When a Vanity Fair editor (Isabella Rossellini) seals an assignment with a cheery "Super duper!" it's funny—and it feels real, i.e., goofy, trendy, discarded by tomorrow. Wit, warmth, and a comforting level of intelligence seem to be the hallmarks of debuting director Chris Terrio (see interview, this page), working from Amy Fox's screenplay.

He opens the movie by moving fluidly from Diana, breathing fire at a pair of hapless Julliard students who've added a gun to their scene between Macbeth and his lady, to Diana, managing her daughter Isabel's wedding via cell phone—or trying to. Although Alec will have the story's soul (and Bradford its MVP award), the push-pull between Diana and her daughter is at the film's heart, and for the first time I can remember over Close's long and decorated career, she lets us see she has one.

Close has been a strange kind of movie star, always larger than life and in some ways older than her years, the perfect mother for Garp, but oddly mumsy as Kevin Kline's wife in The Big Chill or Redford's sweet inspiration in The Natural. She has an edge of relentlessness that makes light comedy leaden (Maxie), although it's worked in comedy with a mad edge (Cookie's Fortune or those Dalmatians). Fearless about tackling monsters, her wild-haired bunny-boiler in Fatal Attraction caught the Medea in every scorned woman, but her underlying humorlessness kept the initial attraction a mystery. Directors have been drawn to her strength, not always to her advantage: As Malkovich's ally/adversary in Dangerous Liaisons, she glittered, but she was so far from gay that no one would have been taken in by her basilisk stare. A year later in Valmont, same role, different approach: Annette Bening was deception itself, lightness, "sincerity," followed by real heartbreak.

Well, Heights has that real heartbreak. Just past the midpoint of her career, looking as fabulous as Diana must, Close is almost a different actress, with an openness that gives her final reconciliation scene the sting of real tears. What's the key? If it's Terrio, now 28, he's a wunderkind; and from his touch with all the actors, he may be. But he's said that Close has been part of the production since the beginning, so perhaps playing her mirror image, a star and a single mother of a daughter, has deep reverberations. Also, in the past, Close has never had that saving grace that Meryl Streep was born with, of being able to take her work and her image lightly. Heights has a running joke about Diana's celebrity, as her face pops up on billboards, television, and bus cards all over the city, impinging on everyone's consciousness. This time, though, Close seems to be in on the joke.

As the multiple stories unfold silkenly, full of secrets, lies, and a toxic level of self-deception, Heights' bonus feature is its ensemble. Terrio has tucked marvelous actors into minuscule scenes for their sizzle and authority. Eric Bogosian is Diana's unflappable theater director, unfazed even by staging (ssshhh!) Macbeth. (The Thane is nowhere to be seen, even in rehearsals; this may be the first production ever of Mrs.
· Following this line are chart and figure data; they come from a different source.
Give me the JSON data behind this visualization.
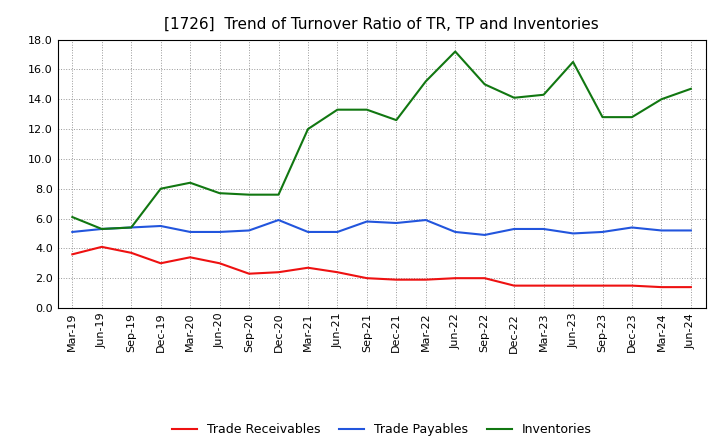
{
  "title": "[1726]  Trend of Turnover Ratio of TR, TP and Inventories",
  "x_labels": [
    "Mar-19",
    "Jun-19",
    "Sep-19",
    "Dec-19",
    "Mar-20",
    "Jun-20",
    "Sep-20",
    "Dec-20",
    "Mar-21",
    "Jun-21",
    "Sep-21",
    "Dec-21",
    "Mar-22",
    "Jun-22",
    "Sep-22",
    "Dec-22",
    "Mar-23",
    "Jun-23",
    "Sep-23",
    "Dec-23",
    "Mar-24",
    "Jun-24"
  ],
  "trade_receivables": [
    3.6,
    4.1,
    3.7,
    3.0,
    3.4,
    3.0,
    2.3,
    2.4,
    2.7,
    2.4,
    2.0,
    1.9,
    1.9,
    2.0,
    2.0,
    1.5,
    1.5,
    1.5,
    1.5,
    1.5,
    1.4,
    1.4
  ],
  "trade_payables": [
    5.1,
    5.3,
    5.4,
    5.5,
    5.1,
    5.1,
    5.2,
    5.9,
    5.1,
    5.1,
    5.8,
    5.7,
    5.9,
    5.1,
    4.9,
    5.3,
    5.3,
    5.0,
    5.1,
    5.4,
    5.2,
    5.2
  ],
  "inventories": [
    6.1,
    5.3,
    5.4,
    8.0,
    8.4,
    7.7,
    7.6,
    7.6,
    12.0,
    13.3,
    13.3,
    12.6,
    15.2,
    17.2,
    15.0,
    14.1,
    14.3,
    16.5,
    12.8,
    12.8,
    14.0,
    14.7
  ],
  "ylim": [
    0.0,
    18.0
  ],
  "yticks": [
    0.0,
    2.0,
    4.0,
    6.0,
    8.0,
    10.0,
    12.0,
    14.0,
    16.0,
    18.0
  ],
  "color_tr": "#ee1111",
  "color_tp": "#2255dd",
  "color_inv": "#117711",
  "legend_labels": [
    "Trade Receivables",
    "Trade Payables",
    "Inventories"
  ],
  "background_color": "#ffffff",
  "grid_color": "#999999",
  "title_fontsize": 11,
  "axis_fontsize": 8,
  "legend_fontsize": 9
}
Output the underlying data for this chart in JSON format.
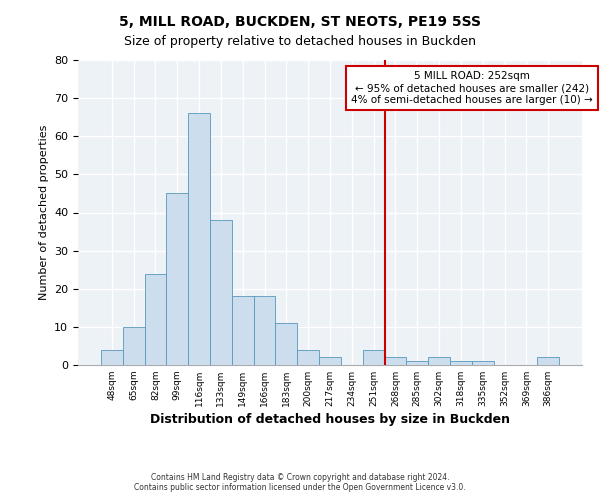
{
  "title": "5, MILL ROAD, BUCKDEN, ST NEOTS, PE19 5SS",
  "subtitle": "Size of property relative to detached houses in Buckden",
  "xlabel": "Distribution of detached houses by size in Buckden",
  "ylabel": "Number of detached properties",
  "bar_color": "#ccdded",
  "bar_edge_color": "#5599bb",
  "background_color": "#edf2f7",
  "grid_color": "#ffffff",
  "categories": [
    "48sqm",
    "65sqm",
    "82sqm",
    "99sqm",
    "116sqm",
    "133sqm",
    "149sqm",
    "166sqm",
    "183sqm",
    "200sqm",
    "217sqm",
    "234sqm",
    "251sqm",
    "268sqm",
    "285sqm",
    "302sqm",
    "318sqm",
    "335sqm",
    "352sqm",
    "369sqm",
    "386sqm"
  ],
  "values": [
    4,
    10,
    24,
    45,
    66,
    38,
    18,
    18,
    11,
    4,
    2,
    0,
    4,
    2,
    1,
    2,
    1,
    1,
    0,
    0,
    2
  ],
  "vline_color": "#cc0000",
  "annotation_title": "5 MILL ROAD: 252sqm",
  "annotation_line1": "← 95% of detached houses are smaller (242)",
  "annotation_line2": "4% of semi-detached houses are larger (10) →",
  "annotation_box_color": "#cc0000",
  "ylim": [
    0,
    80
  ],
  "yticks": [
    0,
    10,
    20,
    30,
    40,
    50,
    60,
    70,
    80
  ],
  "footer1": "Contains HM Land Registry data © Crown copyright and database right 2024.",
  "footer2": "Contains public sector information licensed under the Open Government Licence v3.0."
}
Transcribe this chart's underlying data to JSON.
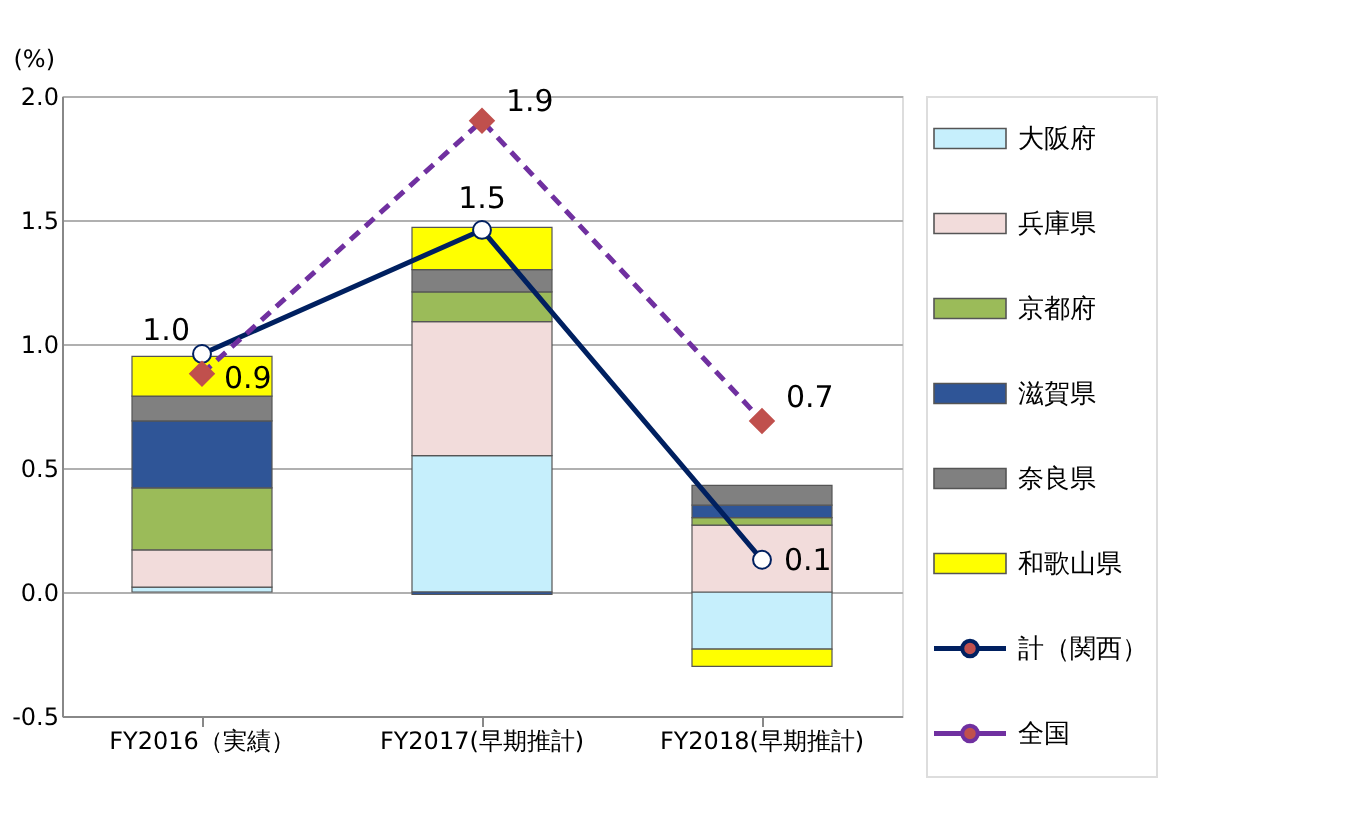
{
  "chart_data": {
    "type": "bar",
    "stacked": true,
    "ylabel": "(%)",
    "categories": [
      "FY2016（実績）",
      "FY2017(早期推計)",
      "FY2018(早期推計)"
    ],
    "ylim": [
      -0.5,
      2.0
    ],
    "yticks": [
      -0.5,
      {
        "value": 0,
        "label": "0.0"
      },
      0.5,
      {
        "value": 1,
        "label": "1.0"
      },
      1.5,
      {
        "value": 2,
        "label": "2.0"
      }
    ],
    "grid": "y",
    "legend": "right",
    "series": [
      {
        "name": "大阪府",
        "color": "#c6effc",
        "values": [
          0.02,
          0.55,
          -0.23
        ]
      },
      {
        "name": "兵庫県",
        "color": "#f2dcdb",
        "values": [
          0.15,
          0.54,
          0.27
        ]
      },
      {
        "name": "京都府",
        "color": "#9bbb59",
        "values": [
          0.25,
          0.12,
          0.03
        ]
      },
      {
        "name": "滋賀県",
        "color": "#2f5597",
        "values": [
          0.27,
          -0.01,
          0.05
        ]
      },
      {
        "name": "奈良県",
        "color": "#808080",
        "values": [
          0.1,
          0.09,
          0.08
        ]
      },
      {
        "name": "和歌山県",
        "color": "#ffff00",
        "values": [
          0.16,
          0.17,
          -0.07
        ]
      },
      {
        "name": "計（関西）",
        "type": "line",
        "color": "#002060",
        "marker": "circle",
        "line_style": "solid",
        "values": [
          0.96,
          1.46,
          0.13
        ],
        "value_labels": [
          "1.0",
          "1.5",
          "0.1"
        ]
      },
      {
        "name": "全国",
        "type": "line",
        "color": "#7030a0",
        "marker": "diamond",
        "line_style": "dashed",
        "values": [
          0.88,
          1.9,
          0.69
        ],
        "value_labels": [
          "0.9",
          "1.9",
          "0.7"
        ]
      }
    ]
  }
}
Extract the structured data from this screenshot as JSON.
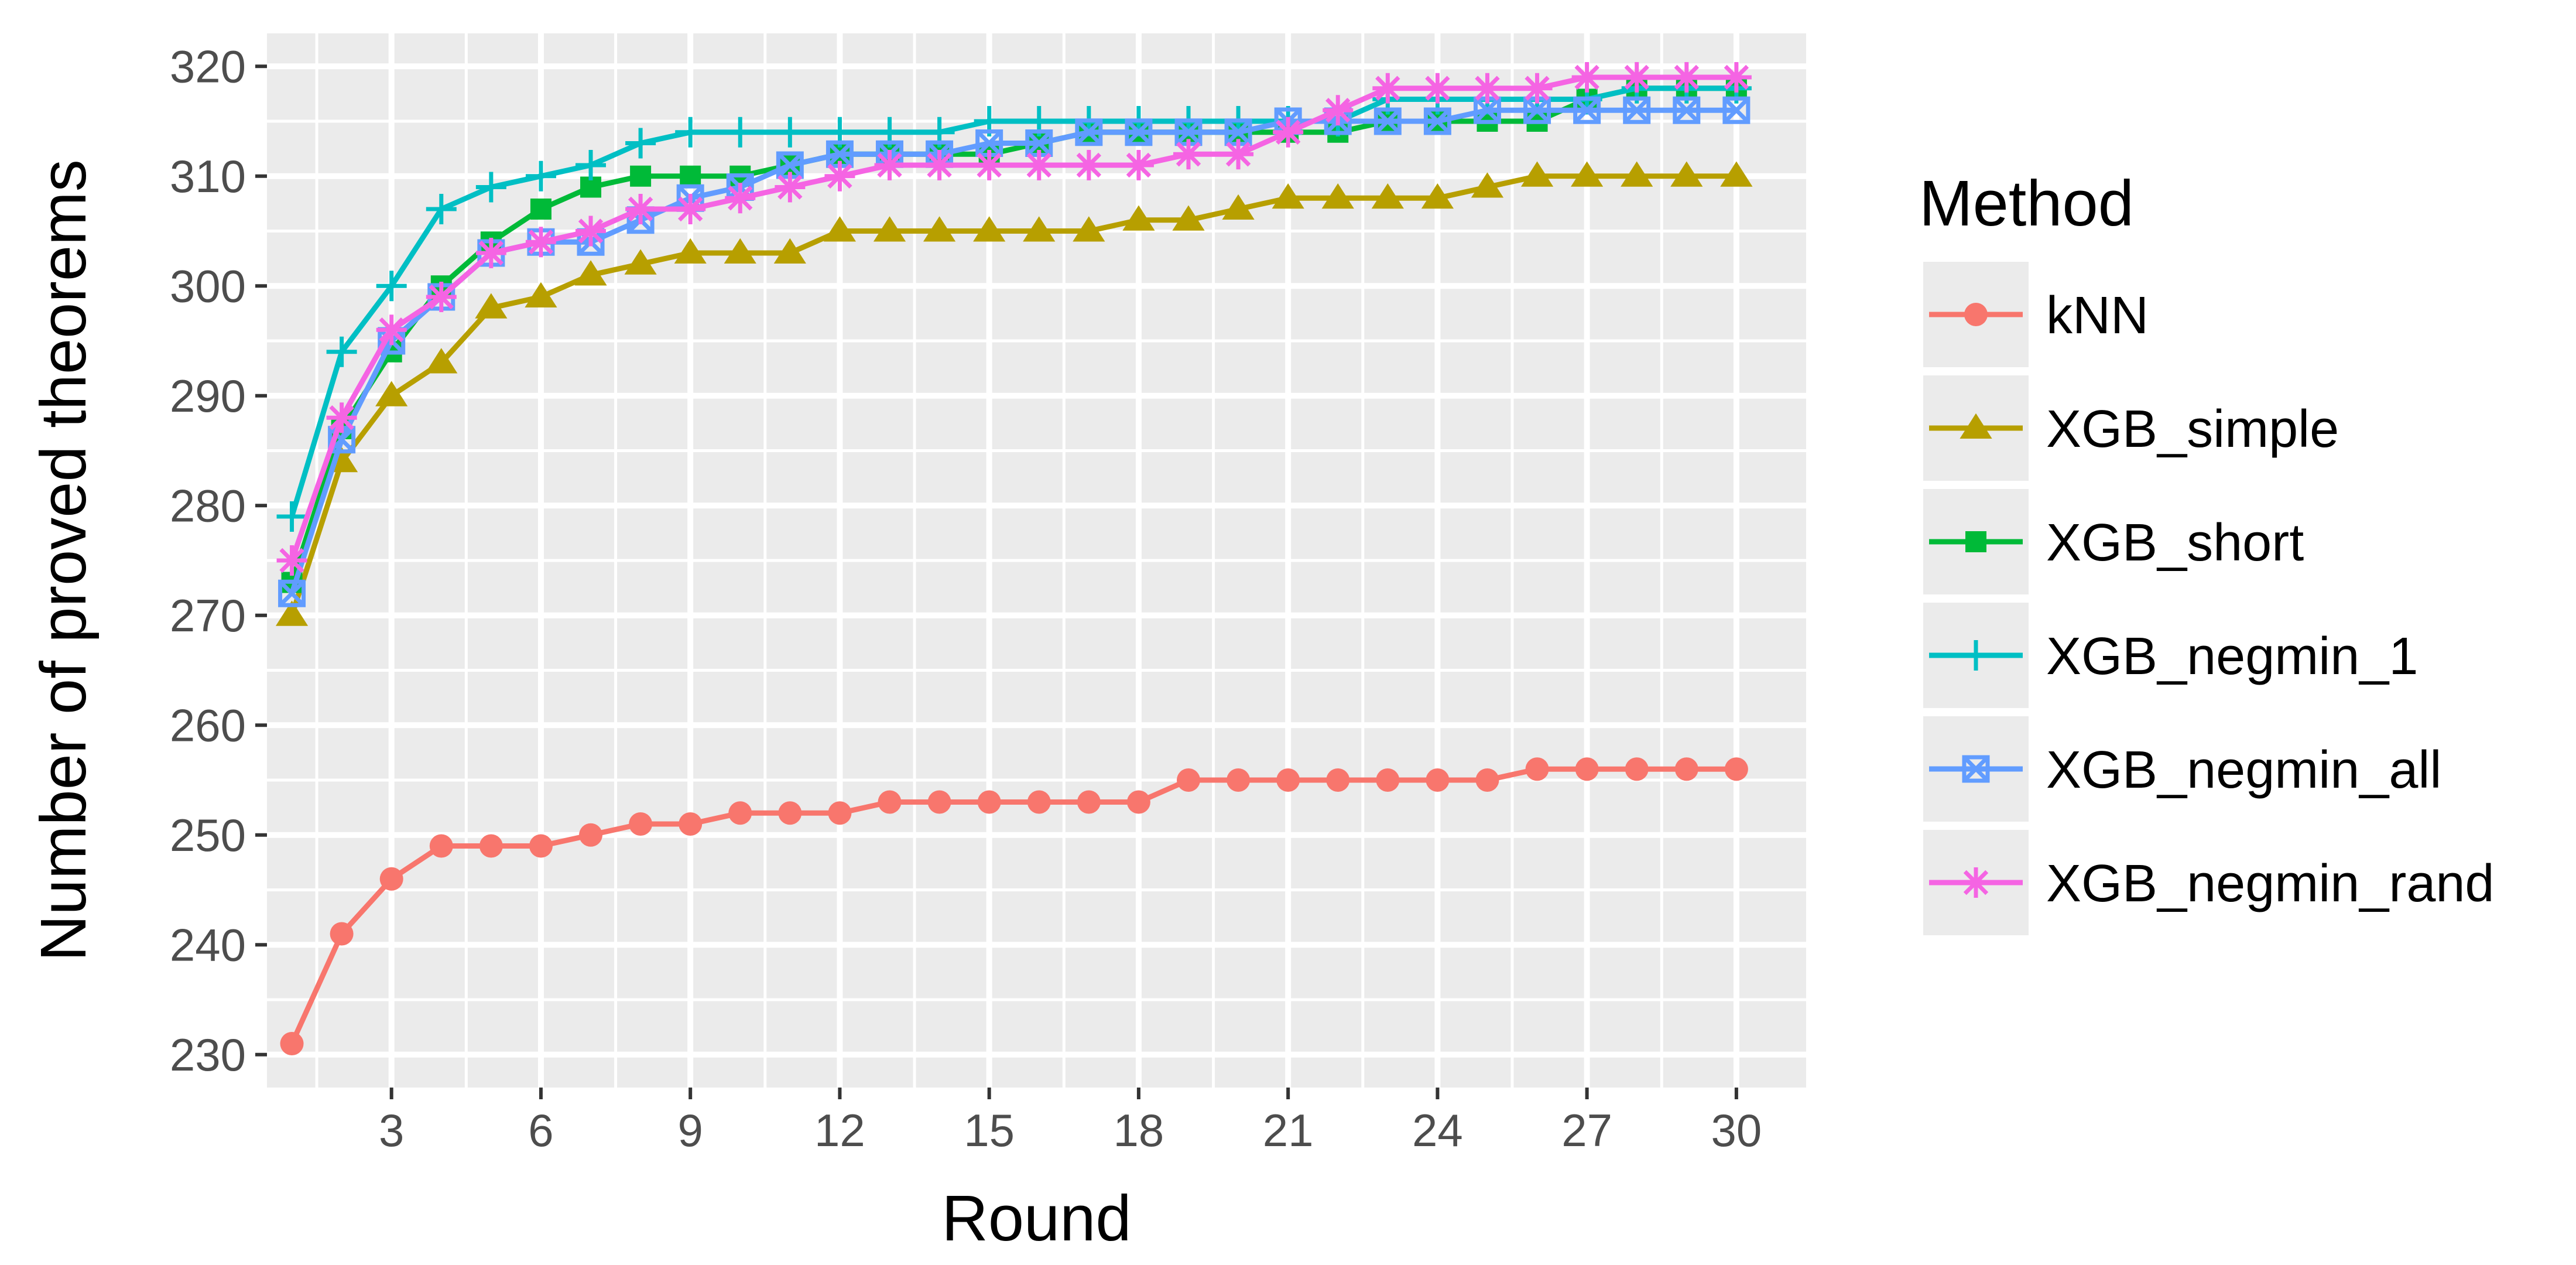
{
  "chart_data": {
    "type": "line",
    "xlabel": "Round",
    "ylabel": "Number of proved theorems",
    "xlim": [
      0.5,
      31.4
    ],
    "ylim": [
      227,
      323
    ],
    "x_ticks": [
      3,
      6,
      9,
      12,
      15,
      18,
      21,
      24,
      27,
      30
    ],
    "y_ticks": [
      230,
      240,
      250,
      260,
      270,
      280,
      290,
      300,
      310,
      320
    ],
    "grid": true,
    "legend_title": "Method",
    "legend_placement": "right",
    "x": [
      1,
      2,
      3,
      4,
      5,
      6,
      7,
      8,
      9,
      10,
      11,
      12,
      13,
      14,
      15,
      16,
      17,
      18,
      19,
      20,
      21,
      22,
      23,
      24,
      25,
      26,
      27,
      28,
      29,
      30
    ],
    "series": [
      {
        "name": "kNN",
        "color": "#F8766D",
        "marker": "circle",
        "values": [
          231,
          241,
          246,
          249,
          249,
          249,
          250,
          251,
          251,
          252,
          252,
          252,
          253,
          253,
          253,
          253,
          253,
          253,
          255,
          255,
          255,
          255,
          255,
          255,
          255,
          256,
          256,
          256,
          256,
          256
        ]
      },
      {
        "name": "XGB_simple",
        "color": "#B79F00",
        "marker": "triangle",
        "values": [
          270,
          284,
          290,
          293,
          298,
          299,
          301,
          302,
          303,
          303,
          303,
          305,
          305,
          305,
          305,
          305,
          305,
          306,
          306,
          307,
          308,
          308,
          308,
          308,
          309,
          310,
          310,
          310,
          310,
          310
        ]
      },
      {
        "name": "XGB_short",
        "color": "#00BA38",
        "marker": "square",
        "values": [
          273,
          287,
          294,
          300,
          304,
          307,
          309,
          310,
          310,
          310,
          311,
          312,
          312,
          312,
          312,
          313,
          314,
          314,
          314,
          314,
          314,
          314,
          315,
          315,
          315,
          315,
          317,
          318,
          318,
          318
        ]
      },
      {
        "name": "XGB_negmin_1",
        "color": "#00BFC4",
        "marker": "plus",
        "values": [
          279,
          294,
          300,
          307,
          309,
          310,
          311,
          313,
          314,
          314,
          314,
          314,
          314,
          314,
          315,
          315,
          315,
          315,
          315,
          315,
          315,
          315,
          317,
          317,
          317,
          317,
          317,
          318,
          318,
          318
        ]
      },
      {
        "name": "XGB_negmin_all",
        "color": "#619CFF",
        "marker": "square-x",
        "values": [
          272,
          286,
          295,
          299,
          303,
          304,
          304,
          306,
          308,
          309,
          311,
          312,
          312,
          312,
          313,
          313,
          314,
          314,
          314,
          314,
          315,
          315,
          315,
          315,
          316,
          316,
          316,
          316,
          316,
          316
        ]
      },
      {
        "name": "XGB_negmin_rand",
        "color": "#F564E3",
        "marker": "asterisk",
        "values": [
          275,
          288,
          296,
          299,
          303,
          304,
          305,
          307,
          307,
          308,
          309,
          310,
          311,
          311,
          311,
          311,
          311,
          311,
          312,
          312,
          314,
          316,
          318,
          318,
          318,
          318,
          319,
          319,
          319,
          319
        ]
      }
    ]
  }
}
Macbeth.) Michael Murphy has a forceful moment as a photo editor who tempts Isabel away from her wedding. George Segal is a mensch of a rabbi counseling non-Jewish Isabel and nonobservant Jonathan (whose problems are deeper and unacknowledged). In a brief turn, Rufus Wainwright is both flammable and curiously touching as the voice of a lot of experience.

The production's glowing perfection is the signature of Ismail Merchant, who died on May 25. Beginning in 2001, he developed Heights and assigned it to Terrio. Merchant's lifelong dedication—legendary thrift that saved everything for the screen—isn't ever likely to be equaled. Heights is a fine and fitting legacy to that spirit.